The confirmation, through direct voting, was made months after President Biden nominated him as ambassador to Vietnam in mid-April.

The new US Ambassador to Vietnam, who can speak Vietnamese, considers his term in the Southeast Asian country a return to “old home”, US media reported. 

At the Senate Foreign Relations Committee’s hearing held on July 13, 2021, Knapper set out his plan to develop the US-Vietnam relationship across four areas with security the priority together with trade and investment, war legacy and humanitarian issues, and people-to-people ties.

He said the two countries have significantly expanded security cooperation, including through US support to strengthen Vietnam’s maritime capabilities.

He emphasized that his top goal when he was approved as an ambassador to Vietnam would be the promotion of Vietnam-US relations, which were normalized in 1995 and have been bolstered under the framework of comprehensive partnership.

Knapper believes that Vietnam-US relations can go further and he is willing to make efforts for this goal.

Marc Evans Knapper, of California, is a veteran official in the US State Department, currently the deputy assistant minister in charge of Japan and Korea in East Asia and Pacific Bureau, fluent in Japanese and Korean.

He graduated from Princeton University and holds a master’s degree from the US Army War College, which provides graduate training for military officers and elite citizens to prepare them for missions and leadership positions.

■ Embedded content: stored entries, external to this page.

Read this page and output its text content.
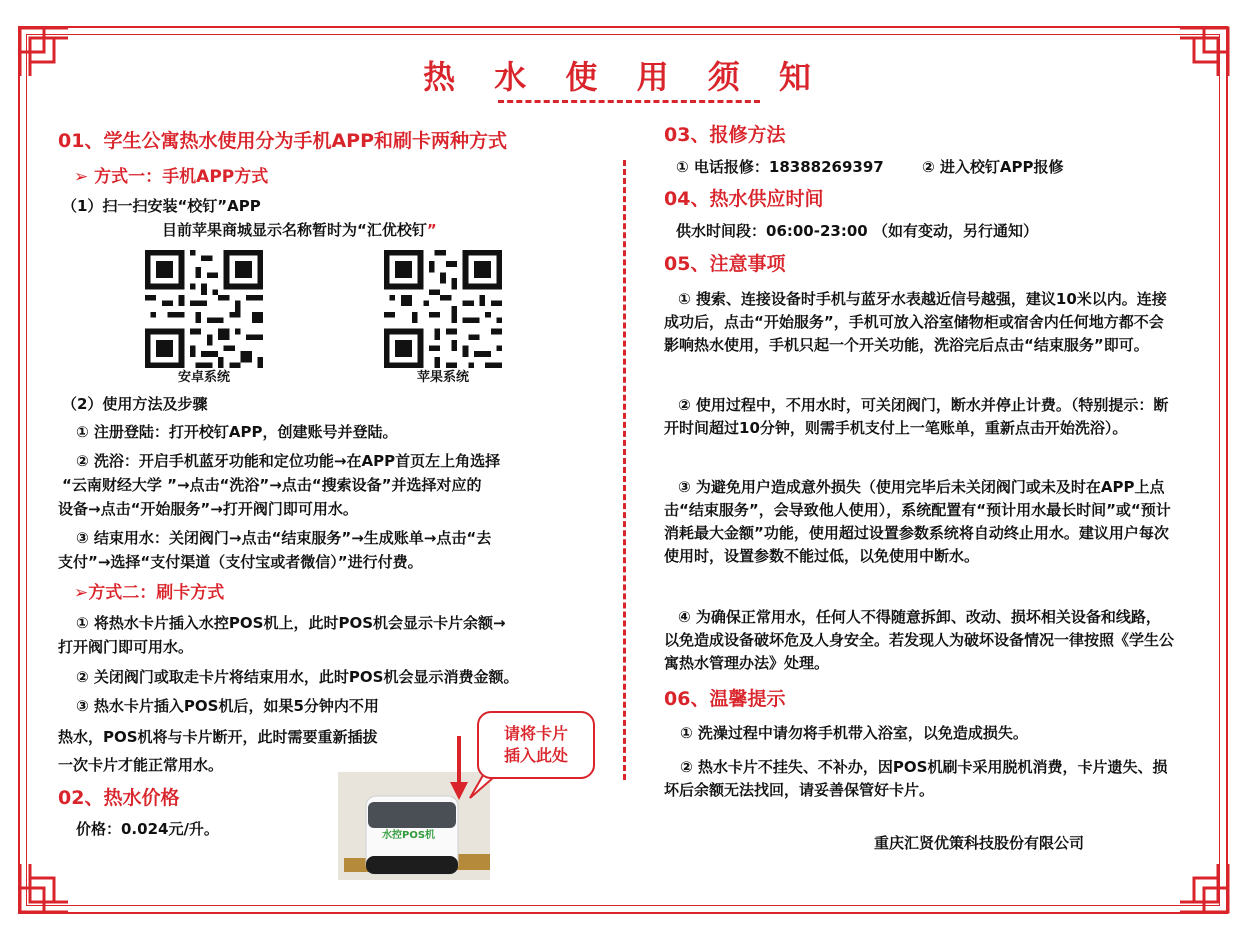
热 水 使 用 须 知
01、学生公寓热水使用分为手机APP和刷卡两种方式
➢ 方式一：手机APP方式
（1）扫一扫安装“校钉”APP
目前苹果商城显示名称暂时为“汇优校钉”
安卓系统	苹果系统
（2）使用方法及步骤
① 注册登陆：打开校钉APP，创建账号并登陆。
② 洗浴：开启手机蓝牙功能和定位功能→在APP首页左上角选择
“云南财经大学 ”→点击“洗浴”→点击“搜索设备”并选择对应的
设备→点击“开始服务”→打开阀门即可用水。
③ 结束用水：关闭阀门→点击“结束服务”→生成账单→点击“去
支付”→选择“支付渠道（支付宝或者微信）”进行付费。
➢方式二：刷卡方式
① 将热水卡片插入水控POS机上，此时POS机会显示卡片余额→
打开阀门即可用水。
② 关闭阀门或取走卡片将结束用水，此时POS机会显示消费金额。
③ 热水卡片插入POS机后，如果5分钟内不用
热水，POS机将与卡片断开，此时需要重新插拔
一次卡片才能正常用水。
02、热水价格
价格：0.024元/升。	水控POS机
请将卡片
插入此处
03、报修方法
① 电话报修：18388269397	② 进入校钉APP报修
04、热水供应时间
供水时间段：06:00-23:00 （如有变动，另行通知）
05、注意事项
① 搜索、连接设备时手机与蓝牙水表越近信号越强，建议10米以内。连接成功后，点击“开始服务”，手机可放入浴室储物柜或宿舍内任何地方都不会影响热水使用，手机只起一个开关功能，洗浴完后点击“结束服务”即可。
② 使用过程中，不用水时，可关闭阀门，断水并停止计费。（特别提示：断开时间超过10分钟，则需手机支付上一笔账单，重新点击开始洗浴）。
③ 为避免用户造成意外损失（使用完毕后未关闭阀门或未及时在APP上点击“结束服务”，会导致他人使用），系统配置有“预计用水最长时间”或“预计消耗最大金额”功能，使用超过设置参数系统将自动终止用水。建议用户每次使用时，设置参数不能过低，以免使用中断水。
④ 为确保正常用水，任何人不得随意拆卸、改动、损坏相关设备和线路，以免造成设备破坏危及人身安全。若发现人为破坏设备情况一律按照《学生公寓热水管理办法》处理。
06、温馨提示
① 洗澡过程中请勿将手机带入浴室，以免造成损失。
② 热水卡片不挂失、不补办，因POS机刷卡采用脱机消费，卡片遗失、损坏后余额无法找回，请妥善保管好卡片。
重庆汇贤优策科技股份有限公司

Before entering the US State Department, he studied at the University of Tokyo in Japan.

Knapper has more than 25 years of professional experience in foreign policy and diplomacy, in which he has spent many years on policy issues and cultural and linguistic research in East Asia.

In addition to the period working in Vietnam, Knapper has worked and held leadership positions in US diplomatic missions abroad. He was appointed deputy US ambassador to Korea, became chargé d’affaires in 2017 and 2018. Before that, he held a number of leadership positions at the US embassies in Iraq and Japan.